Bisnis.com, JAKARTA – Kebijakan pemerintah dalam mendorong restrukturisasi badan usaha milik negara (BUMN) dinilai tepat. Namun, waktu pelaksanaan di saat pandemi virus corona (Covid-19) dinilai tidak pas.
Pengamat BUMN sekaligus Kepala Lembaga Manajemen FEB Universitas Indonesia Toto Pranoto mengatakan perampingan perusahaan pelat merah merupakan agenda penting yang harus segera dieksekusi. Hal ini, dinilai menjadi langkah tepat bagi perusahaan BUMN yang sudah terlalu gemuk dan inefisien.
“Restrukturisasi anak perusahaan BUMN itu penting dalam rangka mereka lebih fokus ke core business. Jadi yang dikerjakan oleh Krakatau Steel misalnya, mendivestasikan anak perusahaan non core untuk fokus ke bisnis inti dan sekaligus dapat fresh money bayar utang korporasi yang besar,” jelasnya kepada Bisnis, Jumat (3/4/2020).

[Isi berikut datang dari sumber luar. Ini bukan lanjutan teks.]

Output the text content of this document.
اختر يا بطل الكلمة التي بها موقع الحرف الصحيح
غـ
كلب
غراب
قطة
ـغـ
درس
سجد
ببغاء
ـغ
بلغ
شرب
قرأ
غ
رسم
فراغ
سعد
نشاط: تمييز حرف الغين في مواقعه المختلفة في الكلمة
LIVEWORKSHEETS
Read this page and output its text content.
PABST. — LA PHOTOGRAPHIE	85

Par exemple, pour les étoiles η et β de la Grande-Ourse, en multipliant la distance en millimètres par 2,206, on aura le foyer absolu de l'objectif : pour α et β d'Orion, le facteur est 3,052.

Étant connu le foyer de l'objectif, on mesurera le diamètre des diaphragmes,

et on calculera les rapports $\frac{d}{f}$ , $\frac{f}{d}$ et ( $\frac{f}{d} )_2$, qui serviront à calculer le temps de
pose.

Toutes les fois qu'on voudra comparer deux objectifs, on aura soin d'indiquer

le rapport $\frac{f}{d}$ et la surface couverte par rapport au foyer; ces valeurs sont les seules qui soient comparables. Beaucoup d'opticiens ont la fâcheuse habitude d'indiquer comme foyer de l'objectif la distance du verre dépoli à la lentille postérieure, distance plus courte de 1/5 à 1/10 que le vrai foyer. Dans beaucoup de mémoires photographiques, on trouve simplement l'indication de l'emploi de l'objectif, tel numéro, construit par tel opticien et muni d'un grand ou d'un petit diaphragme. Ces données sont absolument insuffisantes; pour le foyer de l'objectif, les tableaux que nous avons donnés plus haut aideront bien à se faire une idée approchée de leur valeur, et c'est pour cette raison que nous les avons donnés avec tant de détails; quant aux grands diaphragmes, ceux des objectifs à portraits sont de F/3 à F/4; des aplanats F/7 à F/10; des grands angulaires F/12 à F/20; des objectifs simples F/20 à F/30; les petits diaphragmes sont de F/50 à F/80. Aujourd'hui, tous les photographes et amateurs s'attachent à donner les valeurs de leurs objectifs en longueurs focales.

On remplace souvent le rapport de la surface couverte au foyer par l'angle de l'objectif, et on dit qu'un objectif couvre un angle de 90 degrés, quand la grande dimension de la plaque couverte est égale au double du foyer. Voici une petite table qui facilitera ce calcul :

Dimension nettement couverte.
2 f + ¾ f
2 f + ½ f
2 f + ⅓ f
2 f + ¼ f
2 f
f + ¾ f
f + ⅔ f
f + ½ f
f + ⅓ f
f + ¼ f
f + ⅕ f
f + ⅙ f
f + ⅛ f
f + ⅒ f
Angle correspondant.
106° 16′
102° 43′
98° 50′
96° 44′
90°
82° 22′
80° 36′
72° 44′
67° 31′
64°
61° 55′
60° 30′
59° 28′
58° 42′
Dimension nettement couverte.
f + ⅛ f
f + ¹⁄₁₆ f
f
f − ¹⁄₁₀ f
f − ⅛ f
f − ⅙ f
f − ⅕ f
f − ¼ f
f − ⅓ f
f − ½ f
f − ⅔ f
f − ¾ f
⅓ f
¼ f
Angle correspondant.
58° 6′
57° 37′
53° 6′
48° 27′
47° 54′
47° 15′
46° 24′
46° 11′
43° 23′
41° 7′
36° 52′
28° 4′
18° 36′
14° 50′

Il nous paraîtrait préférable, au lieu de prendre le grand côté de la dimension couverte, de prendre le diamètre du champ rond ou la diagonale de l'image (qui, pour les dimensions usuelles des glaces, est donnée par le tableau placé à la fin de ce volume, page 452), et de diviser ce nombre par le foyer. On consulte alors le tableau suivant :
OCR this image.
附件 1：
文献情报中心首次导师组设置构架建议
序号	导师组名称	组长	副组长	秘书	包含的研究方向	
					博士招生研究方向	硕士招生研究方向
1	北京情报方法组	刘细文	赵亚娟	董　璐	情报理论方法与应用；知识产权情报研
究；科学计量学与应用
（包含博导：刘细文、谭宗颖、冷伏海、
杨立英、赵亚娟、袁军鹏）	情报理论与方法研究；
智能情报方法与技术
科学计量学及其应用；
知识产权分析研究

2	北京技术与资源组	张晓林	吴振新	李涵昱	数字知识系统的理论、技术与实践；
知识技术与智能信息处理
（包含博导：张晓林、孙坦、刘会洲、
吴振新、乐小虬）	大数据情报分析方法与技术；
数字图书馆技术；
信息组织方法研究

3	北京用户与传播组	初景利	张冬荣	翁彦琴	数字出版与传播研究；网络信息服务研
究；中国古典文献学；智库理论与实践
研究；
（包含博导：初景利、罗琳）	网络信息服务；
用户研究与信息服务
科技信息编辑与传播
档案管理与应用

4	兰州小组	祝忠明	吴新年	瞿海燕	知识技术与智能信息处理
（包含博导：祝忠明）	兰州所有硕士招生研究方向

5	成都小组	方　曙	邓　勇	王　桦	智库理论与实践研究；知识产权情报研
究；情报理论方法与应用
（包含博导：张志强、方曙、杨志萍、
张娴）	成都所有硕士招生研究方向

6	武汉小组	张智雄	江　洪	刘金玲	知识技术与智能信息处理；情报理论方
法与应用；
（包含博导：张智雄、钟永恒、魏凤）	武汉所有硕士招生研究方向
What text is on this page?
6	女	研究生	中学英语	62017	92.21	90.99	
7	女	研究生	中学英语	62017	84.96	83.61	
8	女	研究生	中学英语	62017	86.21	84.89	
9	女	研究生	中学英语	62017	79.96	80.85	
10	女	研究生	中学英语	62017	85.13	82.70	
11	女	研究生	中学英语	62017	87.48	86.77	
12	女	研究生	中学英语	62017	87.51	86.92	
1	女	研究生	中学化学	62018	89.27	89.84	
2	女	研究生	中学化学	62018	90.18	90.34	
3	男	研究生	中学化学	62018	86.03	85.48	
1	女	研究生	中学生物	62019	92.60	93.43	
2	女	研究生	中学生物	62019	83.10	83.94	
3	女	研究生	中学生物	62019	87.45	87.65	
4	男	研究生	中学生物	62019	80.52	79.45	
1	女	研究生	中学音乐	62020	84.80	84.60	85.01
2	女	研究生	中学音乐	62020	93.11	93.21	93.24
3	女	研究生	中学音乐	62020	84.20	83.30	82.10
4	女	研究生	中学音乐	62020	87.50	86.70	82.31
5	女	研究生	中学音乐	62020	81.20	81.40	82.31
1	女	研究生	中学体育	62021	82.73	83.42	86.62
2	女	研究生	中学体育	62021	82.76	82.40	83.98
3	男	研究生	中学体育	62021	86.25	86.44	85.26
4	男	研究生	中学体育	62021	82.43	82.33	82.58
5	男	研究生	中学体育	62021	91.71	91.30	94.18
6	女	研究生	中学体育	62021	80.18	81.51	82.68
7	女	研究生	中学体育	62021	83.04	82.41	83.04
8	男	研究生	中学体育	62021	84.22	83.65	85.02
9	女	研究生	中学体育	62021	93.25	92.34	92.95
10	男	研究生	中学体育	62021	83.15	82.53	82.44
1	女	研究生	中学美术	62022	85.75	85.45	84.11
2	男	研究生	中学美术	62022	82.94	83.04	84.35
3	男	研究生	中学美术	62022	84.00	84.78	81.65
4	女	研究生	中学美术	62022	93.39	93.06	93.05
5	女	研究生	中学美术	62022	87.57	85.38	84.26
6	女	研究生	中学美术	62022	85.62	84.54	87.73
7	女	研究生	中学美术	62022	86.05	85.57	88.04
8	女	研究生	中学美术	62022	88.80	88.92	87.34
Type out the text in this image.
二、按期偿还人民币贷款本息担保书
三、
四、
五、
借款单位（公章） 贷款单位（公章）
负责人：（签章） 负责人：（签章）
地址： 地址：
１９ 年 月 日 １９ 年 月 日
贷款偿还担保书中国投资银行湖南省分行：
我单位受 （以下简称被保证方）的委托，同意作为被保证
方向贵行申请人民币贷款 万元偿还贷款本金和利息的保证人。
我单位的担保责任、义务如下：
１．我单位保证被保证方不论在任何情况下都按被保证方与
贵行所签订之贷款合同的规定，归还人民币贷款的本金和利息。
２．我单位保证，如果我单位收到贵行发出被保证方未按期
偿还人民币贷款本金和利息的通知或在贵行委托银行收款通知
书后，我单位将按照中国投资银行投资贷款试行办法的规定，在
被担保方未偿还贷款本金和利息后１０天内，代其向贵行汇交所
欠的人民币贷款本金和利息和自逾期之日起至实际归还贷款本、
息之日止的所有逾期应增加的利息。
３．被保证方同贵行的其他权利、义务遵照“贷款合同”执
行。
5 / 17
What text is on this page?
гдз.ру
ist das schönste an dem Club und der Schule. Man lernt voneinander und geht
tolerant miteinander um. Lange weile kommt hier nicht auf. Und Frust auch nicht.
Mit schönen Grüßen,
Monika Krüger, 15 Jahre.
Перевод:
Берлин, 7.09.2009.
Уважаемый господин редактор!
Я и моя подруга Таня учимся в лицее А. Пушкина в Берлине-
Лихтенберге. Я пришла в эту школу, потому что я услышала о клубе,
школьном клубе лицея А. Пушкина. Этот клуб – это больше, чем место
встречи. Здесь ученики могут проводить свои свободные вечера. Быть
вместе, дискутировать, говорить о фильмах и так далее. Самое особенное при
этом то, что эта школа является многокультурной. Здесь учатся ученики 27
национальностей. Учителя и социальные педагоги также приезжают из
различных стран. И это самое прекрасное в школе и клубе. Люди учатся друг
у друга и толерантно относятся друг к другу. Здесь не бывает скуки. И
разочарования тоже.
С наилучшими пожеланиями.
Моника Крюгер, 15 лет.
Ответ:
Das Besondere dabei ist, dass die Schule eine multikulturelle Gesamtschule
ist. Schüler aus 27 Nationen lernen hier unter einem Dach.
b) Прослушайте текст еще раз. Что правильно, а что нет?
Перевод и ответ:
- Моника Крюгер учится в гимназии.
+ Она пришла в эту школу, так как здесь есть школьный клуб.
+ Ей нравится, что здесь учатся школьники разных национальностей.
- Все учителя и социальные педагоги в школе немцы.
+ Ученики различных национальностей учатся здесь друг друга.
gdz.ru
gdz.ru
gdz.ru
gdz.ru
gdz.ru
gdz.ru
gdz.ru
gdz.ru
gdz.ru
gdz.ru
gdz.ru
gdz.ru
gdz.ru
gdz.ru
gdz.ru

Toto juga mengatakan perampingan perusahaan pelat merah juga cukup mendesak bagi perusahaan yang sudah tidak sehat. BUMN lain yang sudah tidak dibutuhkan karena perannya sudah digantikan oleh swasta juga dinilai tidak perlu lagi dipertahankan atau bisa dilikuidasi.
Dia mencontohkan rencana pengambilalihan sejumlah perusahaan rugi BUMN seperti PT Iglas (Persero) dan PT Industri Sandang Nusantara (Persero) harus segera dilakukan. Namun, acap kali rencana restrukturisasi seperti ini harus terganjal persetujuan di Dewan Perwakilan Rakyat (DPR).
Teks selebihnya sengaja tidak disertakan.